Westerman complied, taking a pillow to soften the noise from the shotgun's muzzle, whereupon he shot and killed David at point-blank range. The shotgun recoiled and hit him in the forehead, leaving a noticeable bruise. The pair then stole several items from the house, including a Smith & Wesson .38/44 revolver and a gold Fendi watch. Christopher later gave the watch as a gift to Westerman for completing his GED, and the revolver was thrown into the Cedar Cliff Lake.

===Investigation, arrest, trial===
David Lunz's murder went unsolved until October 2005, when the stolen revolver washed up on the banks of the Cedar Cliff Lake. Upon examining the serial number, Jackson County officials realized that it had been stolen from a murder scene and sent it for analysis. Forensic evidence linked the firearm to Westerman, and he was subsequently arrested. He subsequently implicated Christopher as the mastermind behind the killing, and agreed to testify against him in exchange for a lesser sentence of 30 years in prison for second degree murder.
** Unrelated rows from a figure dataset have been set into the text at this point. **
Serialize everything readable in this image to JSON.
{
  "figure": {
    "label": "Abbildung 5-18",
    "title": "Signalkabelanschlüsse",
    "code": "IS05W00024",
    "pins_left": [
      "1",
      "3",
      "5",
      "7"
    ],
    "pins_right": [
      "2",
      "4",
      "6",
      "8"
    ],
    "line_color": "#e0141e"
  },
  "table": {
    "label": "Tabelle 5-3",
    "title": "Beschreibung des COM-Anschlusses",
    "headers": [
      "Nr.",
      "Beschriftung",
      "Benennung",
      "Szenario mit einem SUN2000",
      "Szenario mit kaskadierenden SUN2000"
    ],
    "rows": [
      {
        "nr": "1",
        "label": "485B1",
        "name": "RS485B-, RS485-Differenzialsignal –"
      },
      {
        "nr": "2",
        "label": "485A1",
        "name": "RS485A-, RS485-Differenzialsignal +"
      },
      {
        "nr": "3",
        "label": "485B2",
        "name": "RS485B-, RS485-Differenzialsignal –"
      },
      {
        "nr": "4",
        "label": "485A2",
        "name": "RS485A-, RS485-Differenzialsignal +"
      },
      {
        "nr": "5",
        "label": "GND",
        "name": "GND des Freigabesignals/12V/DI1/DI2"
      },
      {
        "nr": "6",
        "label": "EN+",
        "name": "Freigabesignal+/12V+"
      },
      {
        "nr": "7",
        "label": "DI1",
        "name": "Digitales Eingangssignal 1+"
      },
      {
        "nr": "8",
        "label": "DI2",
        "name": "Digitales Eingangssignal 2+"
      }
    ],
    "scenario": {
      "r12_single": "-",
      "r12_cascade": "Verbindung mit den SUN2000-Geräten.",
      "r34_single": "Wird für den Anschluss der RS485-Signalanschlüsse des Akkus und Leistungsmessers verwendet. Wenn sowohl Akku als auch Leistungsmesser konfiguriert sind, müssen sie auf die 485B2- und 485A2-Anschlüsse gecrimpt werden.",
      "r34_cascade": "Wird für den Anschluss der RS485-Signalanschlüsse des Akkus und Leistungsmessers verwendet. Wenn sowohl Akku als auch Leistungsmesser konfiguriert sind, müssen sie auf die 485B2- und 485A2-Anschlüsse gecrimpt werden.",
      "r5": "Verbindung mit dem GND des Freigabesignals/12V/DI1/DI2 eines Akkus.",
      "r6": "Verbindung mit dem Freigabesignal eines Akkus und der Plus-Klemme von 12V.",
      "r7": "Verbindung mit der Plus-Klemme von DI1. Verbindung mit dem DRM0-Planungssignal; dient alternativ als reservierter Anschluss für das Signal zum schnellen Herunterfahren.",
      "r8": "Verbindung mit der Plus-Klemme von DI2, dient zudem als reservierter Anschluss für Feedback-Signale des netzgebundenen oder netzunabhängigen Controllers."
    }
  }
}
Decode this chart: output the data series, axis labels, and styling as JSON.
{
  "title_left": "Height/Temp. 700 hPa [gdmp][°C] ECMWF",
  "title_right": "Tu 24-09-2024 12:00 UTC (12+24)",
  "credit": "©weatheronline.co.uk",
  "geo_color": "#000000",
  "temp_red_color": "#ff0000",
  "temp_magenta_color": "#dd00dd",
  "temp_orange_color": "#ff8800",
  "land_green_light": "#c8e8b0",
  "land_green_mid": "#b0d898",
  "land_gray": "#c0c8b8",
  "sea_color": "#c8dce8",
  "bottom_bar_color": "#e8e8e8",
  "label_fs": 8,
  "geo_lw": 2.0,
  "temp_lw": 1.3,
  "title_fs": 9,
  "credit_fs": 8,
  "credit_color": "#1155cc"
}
At trial, Westerman testified that he had not been notified in advance that they were going to kill David. Christopher, who acted as his own attorney, dismissed every single part of Westerman's testimony and denied that he was after his father's inheritance. These claims were refuted by witnesses and attorney Beth Wilson, who provided evidence that he had repeatedly inquired about it following his father's murder and was very aggravated when he learned that he would be ineligible to obtain it. During cross-examinations, Christopher resorted to slandering his accomplice, calling him a deadbeat dad and drug addict who impregnated teenage girls.

In spite of his attempts to discredit the witnesses and convince the jury that he was innocent, Christopher Lunz was found guilty on all counts, showing no emotion while the guilty verdict was read out. During the penalty phase, the case took a bizarre turn when Christopher went on a 45-minute long rant, proclaiming himself to be a serial killer of pedophiles, that the voices in his head voted that he was innocent in a 3-to-1 vote and demanding that the jurors impose the death penalty on him. Despite his pleas, the jury voted in favor of a life term - when he heard the verdict, Christopher only shook his head and appeared to mumble something under his breath.

==Incarceration==
===Confessions===
Following his conviction, Lunz was transferred to the Franklin Correctional Institution in Carrabelle to serve out his life term. While in there, he sent a written letter to the police department in Macon County, North Carolina in which he confessed to killing a man named Gerald Michael Estes. Estes was a fugitive charged with molesting two little boys in Franklin in 2003, and was additionally suspected of sexually abusing numerous other minors and his own dog. According to the letter, Lunz and an unnamed accomplice picked up Estes a week after he posted bail, then drove to an isolated location where they tortured and murdered him.

Although he did not provide the body's location or indicated that there was any physical evidence tying him to the crime, Macon County investigators considered his claims to be credible and attempted to arrange an interview with Lunz.

===Murder-suicide===
On September 21, 2009, Lunz threatened another inmate with a shank and held him hostage. Prison guards eventually convinced him to calm down, and when they entered his cell, they noticed that his 46-year-old cellmate, a convicted child molester named Nathaniel Taylor, had been stabbed to death. Following this discovery, Lunz was transferred to the Florida State Prison in Raiford.

Roughly 30 hours after this incident, Lunz died by suicide inside his holding cell at the Florida State Prison.